두 번째는 Loop reordering 이다. 전체적인 코드는 강의 예제 코드를 보면 알 수 있지만, 중요한 핵심은 포인터를 이용해서 순차적으로 데이터를 읽어서 연산한다는 컨셉으로 이해했다. 뒤에 SIMD programming까지 이어서 보면 이해가 더 쉬울 것이다.

// ...
#if LOOP_REORDERING
	for (i_element = 0; i_element < num_elements / 2; i_element++) {
		/* Fill buffer for partial im2col - two columns at a time */
		q7_t *src = &input[i_element * input_ch * 2];
#else  // if (!LOOP_REORDERING)
	for (int batch = 0; batch < batches; ++batch) {
		for (int out_y = 0; out_y < output_y; ++out_y) {
			//const int in_y_origin = (out_y * stride_height) - pad_height;
			for (int out_x = 0; out_x < output_x / 2; ++out_x) {
				//const int in_x_origin = (out_x * stride_width) - pad_width;
				q7_t *src = &input[(out_y * output_x + out_x) * input_ch * 2];
#endif  // end of LOOP_REORDERING
// ...

4.3 SIMD programming

세 번째는 SIMD programming이다. 이후 4.4 All together에서 나오겠지만, convolution 연산을 위한 SIMD는 아래 4가지 단계를 거친다.

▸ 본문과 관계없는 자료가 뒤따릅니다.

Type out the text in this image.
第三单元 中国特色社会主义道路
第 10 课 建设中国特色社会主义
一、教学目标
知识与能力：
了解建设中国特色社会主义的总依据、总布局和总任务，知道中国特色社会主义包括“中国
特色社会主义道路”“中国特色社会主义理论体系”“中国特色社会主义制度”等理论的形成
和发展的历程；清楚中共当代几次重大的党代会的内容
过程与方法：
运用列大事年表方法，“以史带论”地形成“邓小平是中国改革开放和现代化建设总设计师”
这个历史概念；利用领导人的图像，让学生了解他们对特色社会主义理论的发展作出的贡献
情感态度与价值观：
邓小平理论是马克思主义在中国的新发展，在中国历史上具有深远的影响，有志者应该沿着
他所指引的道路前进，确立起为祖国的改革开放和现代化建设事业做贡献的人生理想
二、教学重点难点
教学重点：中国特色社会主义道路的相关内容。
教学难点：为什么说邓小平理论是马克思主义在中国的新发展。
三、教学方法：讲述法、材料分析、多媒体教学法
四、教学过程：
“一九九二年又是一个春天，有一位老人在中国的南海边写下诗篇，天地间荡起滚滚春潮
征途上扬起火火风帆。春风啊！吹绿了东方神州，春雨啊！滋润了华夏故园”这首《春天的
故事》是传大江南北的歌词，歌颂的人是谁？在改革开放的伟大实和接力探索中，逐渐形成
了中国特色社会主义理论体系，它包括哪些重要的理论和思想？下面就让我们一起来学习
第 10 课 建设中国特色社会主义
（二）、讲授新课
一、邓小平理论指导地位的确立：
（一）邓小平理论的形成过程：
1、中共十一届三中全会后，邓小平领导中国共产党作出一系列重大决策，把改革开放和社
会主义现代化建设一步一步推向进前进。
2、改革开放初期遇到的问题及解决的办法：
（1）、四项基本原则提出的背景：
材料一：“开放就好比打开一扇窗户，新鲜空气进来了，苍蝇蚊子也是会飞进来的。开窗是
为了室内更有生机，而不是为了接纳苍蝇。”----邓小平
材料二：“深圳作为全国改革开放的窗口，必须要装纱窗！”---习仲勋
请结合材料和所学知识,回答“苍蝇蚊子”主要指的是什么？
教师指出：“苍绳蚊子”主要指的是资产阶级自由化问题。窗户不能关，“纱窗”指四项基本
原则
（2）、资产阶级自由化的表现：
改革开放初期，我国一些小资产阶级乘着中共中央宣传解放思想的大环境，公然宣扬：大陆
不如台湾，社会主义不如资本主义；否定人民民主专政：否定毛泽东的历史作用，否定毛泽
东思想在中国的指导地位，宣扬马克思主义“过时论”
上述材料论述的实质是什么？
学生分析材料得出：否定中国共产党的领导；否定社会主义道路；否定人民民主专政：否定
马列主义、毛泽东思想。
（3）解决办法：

필요에 따라, 미리 SIMD 연산을 위한 버퍼를 준비한다. __PKHBT는 ARM_MATH_DSP에서 제공하는 Shift연산으로 32bit에 16bit를 두 개 넣는 연산을 의미하는데, 여기선 input offset을 연산하기 위해 미리 계산한 것이다.

 #include "arm_math.h"
	
 // ...

 q31_t offset_q15x2 = __PKHBT(inoff16, inoff16, 16);

 // arm_math.h dsp/none.h
 #ifndef ARM_MATH_DSP
 /**
 * @brief definition to pack two 16 bit values.
 */
 #define __PKHBT(ARG1, ARG2, ARG3) ( (((int32_t)(ARG1) <<    0) & (int32_t)0x0000FFFF) | \
                                     (((int32_t)(ARG2) << ARG3) & (int32_t)0xFFFF0000)  )
 #endif

입력 데이터를 SIMD연산을 위해 아래와 같이 재 배열한다.

 #define q7_q15_offset_reordered_ele(src, dst)                                         \
     /* convert from q7 to q15 and then store the results in the destination buffer */ \
     in_q7x4 = arm_nn_read_q7x4_ia((const q7_t **)&src);                               \
                                                                                     \
     /* Extract and sign extend each of the four q7 values to q15 */                   \
     out_q15x2_1 = __SXTB16(__ROR(in_q7x4, 8));                                        \
     out_q15x2_2 = __SXTB16(in_q7x4);                                                  \
                                                                                     \
     out_q15x2_1 = __SADD16(out_q15x2_1, offset_q15x2);                                \
     out_q15x2_2 = __SADD16(out_q15x2_2, offset_q15x2);                                \
                                                                                     \
     write_q15x2_ia(&dst, out_q15x2_2);                                                \
     write_q15x2_ia(&dst, out_q15x2_1);

입력 데이터를 차례로 읽고, 커널(ip_a0, ip_a1)도 입력데이터와 같이 데이터를 재 배열한다. 이때 커널에서 채널을 2개씩 읽어서 사용한다. 여기서 Unrolling을 하면 loop를 펼쳐놓으면 된다.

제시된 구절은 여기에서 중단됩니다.